Lucro ou segurança? Boeing deve escolher se quiser evitar novas catástrofes, dizem engenheiros

Um ano após a queda de um 737 MAX da Ethiopian Airlines, que matou 157 pessoas e desencadeou a pior crise da história da Boeing, o gigante da aviação está numa encruzilhada.
Sputnik

Os aviões 737 MAX continuam em terra por todo o mundo e a empresa tarda em resolver os problemas técnicos que motivaram as duas catástrofes aéreas em que pereceram 346 pessoas.

Lucro ou segurança?

Segundo analistas e antigos funcionários, a montadora sediada em Chicago precisa de uma reforma estrutural profunda para impedir que tais desastres voltem a acontecer, mas ainda não deu os passos necessários.

"Eles têm que decidir que tipo de empresa querem ser", disse Stan Sorscher, um engenheiro aposentado e líder sindical, citado pelo jornal Bangkok Post.

Segundo o engenheiro, a escolha terá de ser entre uma procura desenfreada de lucros ou procedimentos internos de segurança rigorosos.

O analista Scott Hamilton do portal Leehamnews, citado pelo Bangkok Post, está no pelo mesmo diapasão, alertando para o fato de "a cultura de priorizar o interesse do acionista e a redução de custos começa no conselho de administração".

Obsessão pelos lucros

A obsessão da empresa pela redução de custos teria começado com a aquisição da rival McDonnell Douglas em 1996.

"O programa 787 foi horrível. Foi o nosso primeiro modelo na nova cultura [de contenção de custos]", afirmou um engenheiro sob condição de anonimato, relatando igualmente que eram sempre pressionados pelos seus supervisores para cortar nos custos e poupar.

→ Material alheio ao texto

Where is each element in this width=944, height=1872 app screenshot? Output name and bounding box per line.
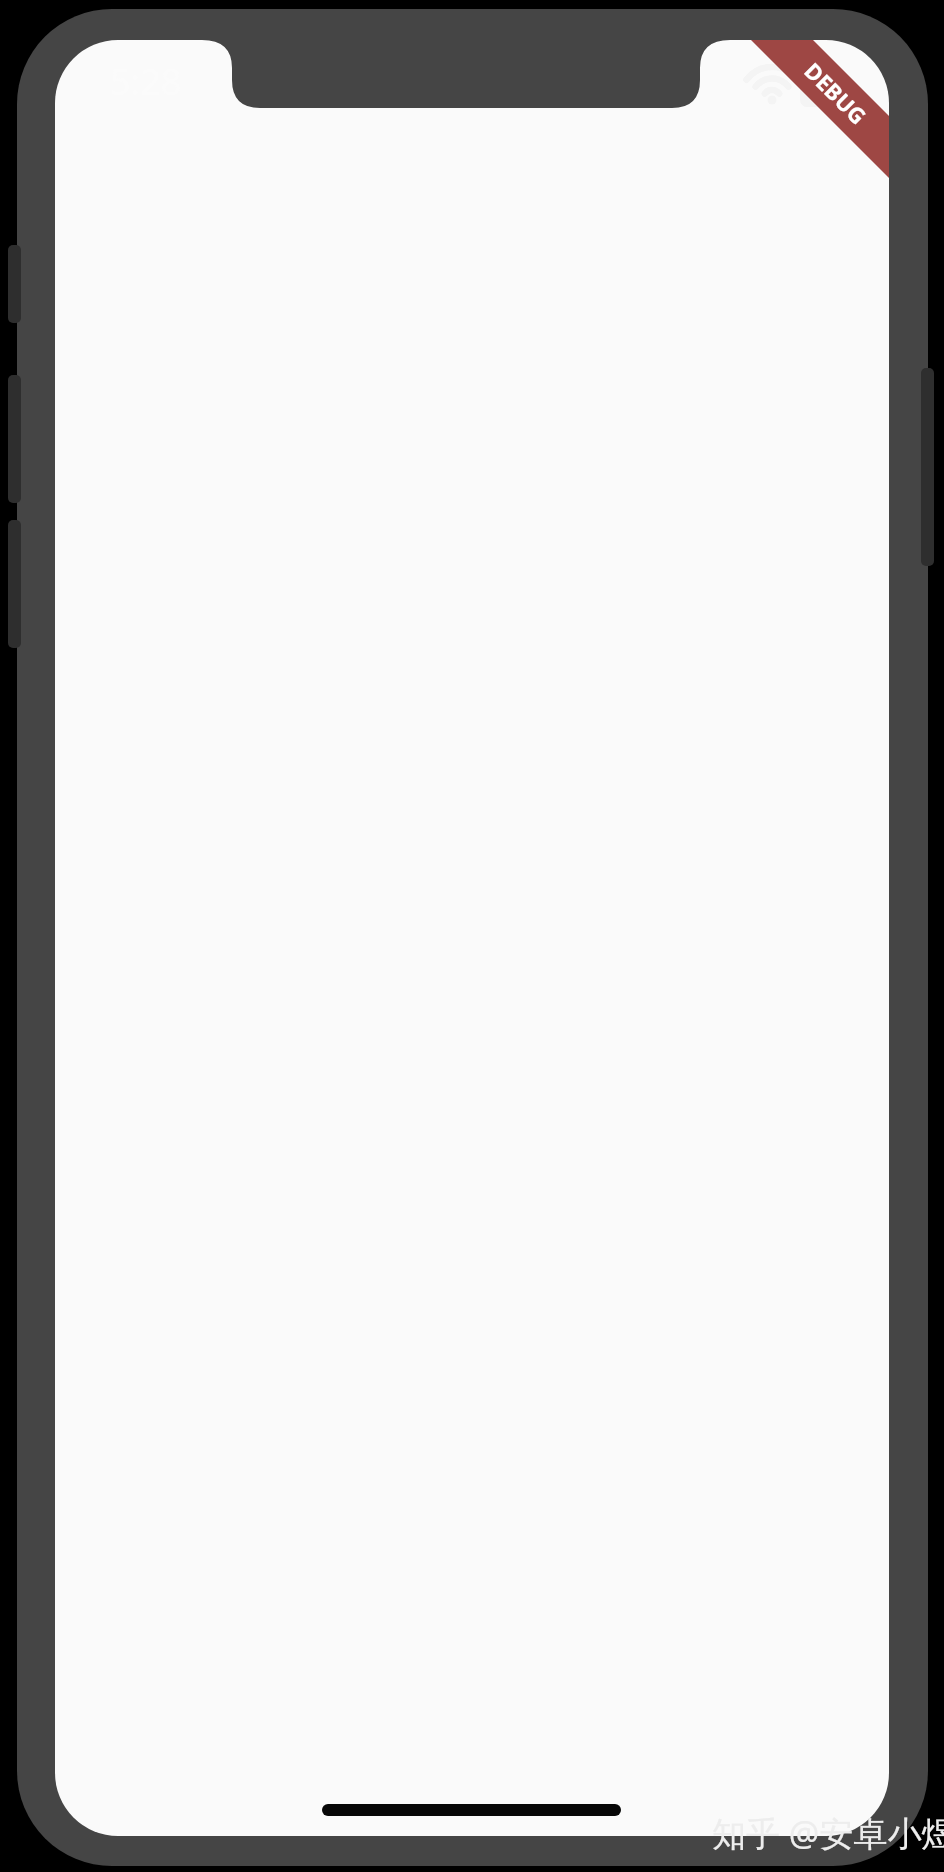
button[interactable]: Phone mockup (0, 0, 944, 1872)
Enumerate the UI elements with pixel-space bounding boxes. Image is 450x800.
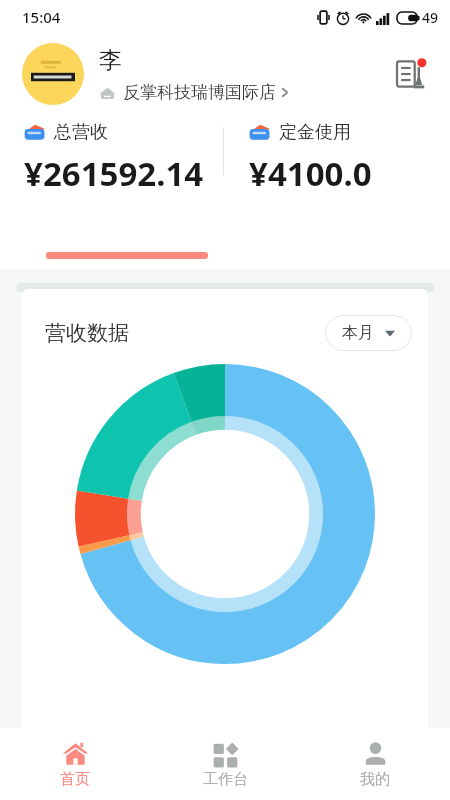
staticText: 总营收 <box>54 121 108 144</box>
staticText: 49 <box>422 8 439 27</box>
staticText: ¥261592.14 <box>24 151 204 196</box>
button[interactable]: 本月 <box>325 315 412 351</box>
staticText: 本月 <box>342 323 374 343</box>
button[interactable]: 我的 <box>300 732 450 797</box>
button[interactable]: 工作台 <box>150 732 300 797</box>
button[interactable]: 反掌科技瑞博国际店 <box>99 82 289 103</box>
staticText: 首页 <box>60 770 90 789</box>
staticText: ¥4100.0 <box>249 151 372 196</box>
staticText: 15:04 <box>22 7 61 27</box>
staticText: 反掌科技瑞博国际店 <box>123 82 276 103</box>
button[interactable]: 总营收 <box>24 121 225 196</box>
staticText: 李 <box>99 46 122 75</box>
button[interactable]: Avatar <box>22 43 84 105</box>
staticText: 定金使用 <box>279 121 351 144</box>
staticText: 工作台 <box>203 770 248 789</box>
button[interactable]: Orders <box>390 52 434 96</box>
button[interactable]: 首页 <box>0 732 150 797</box>
staticText: 我的 <box>360 770 390 789</box>
staticText: 营收数据 <box>45 320 129 346</box>
button[interactable]: 定金使用 <box>249 121 450 196</box>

Esta cultura de poupança foi impulsionada por Jim McNerney, um antigo executivo da General Electric que foi nomeado diretor executivo em 2005, reforçando essa política durante os seus 10 anos de reinado.

Lucro ou segurança? Boeing deve escolher se quiser evitar novas catástrofes, dizem engenheiros

Em dezembro de 2019, a Boeing demitiu o diretor-executivo, Dennis Muilenburg, e o conselheiro-geral, Michael Luttig, escolhidos como bodes expiatórios do problema.

Boeing quererá mesmo mudar sua política?

David Calhoun, o novo patrão, se propôs apaziguar tanto as exigências dos investidores da empresa quanto as preocupações de seus engenheiros.

Para acalmar os mercados, ele compensou os acionistas com um dividendo do quarto trimestre de US$ 1,2 bilhão (R$ 5,5 bilhões), apesar de a empresa ter apresentado prejuízos em 2019.

Os funcionários e analistas questionam se Calhoun teria sido a melhor escolha, pois faz parte da administração da empresa desde 2009 e foi um dos rostos da política de contenção de custos que teria levado às insuficiências técnicas do MAX e consequentes acidentes fatais.

"Todos no conselho de administração são do tempo dessa tradição financeira de corte de custos. Eu não espero que David Calhoun mude", afirmou Sorscher.

"E os membros da administração não estão necessariamente lá por causa de seus conhecimentos técnicos", afirmou Richard Aboulafia, um especialista do Teal Group citado pelo Bangkok Post, aludindo à presença da ex-embaixadora dos EUA nas Nações Unidas, Nikki Haley, e ao fato de apenas haver um engenheiro entre os 13 membros atuais da diretoria.

Lucro ou segurança? Boeing deve escolher se quiser evitar novas catástrofes, dizem engenheiros

Após o acidente na Etiópia e outro em outubro de 2018 na Indonésia, que matou 189 pessoas, a Boeing prometeu rever os seus procedimentos internos de segurança e criar uma comissão para investigar as alegadas pressões sobre funcionários.

Mas tal não livrou a empresa de estar sob a alçada do Departamento de Justiça que investiga se a Boeing encorajou os funcionários a esconder problemas encontrados durante o desenvolvimento do 737 MAX, depois de terem sido divulgadas comunicações internas que apontavam nesse sentido.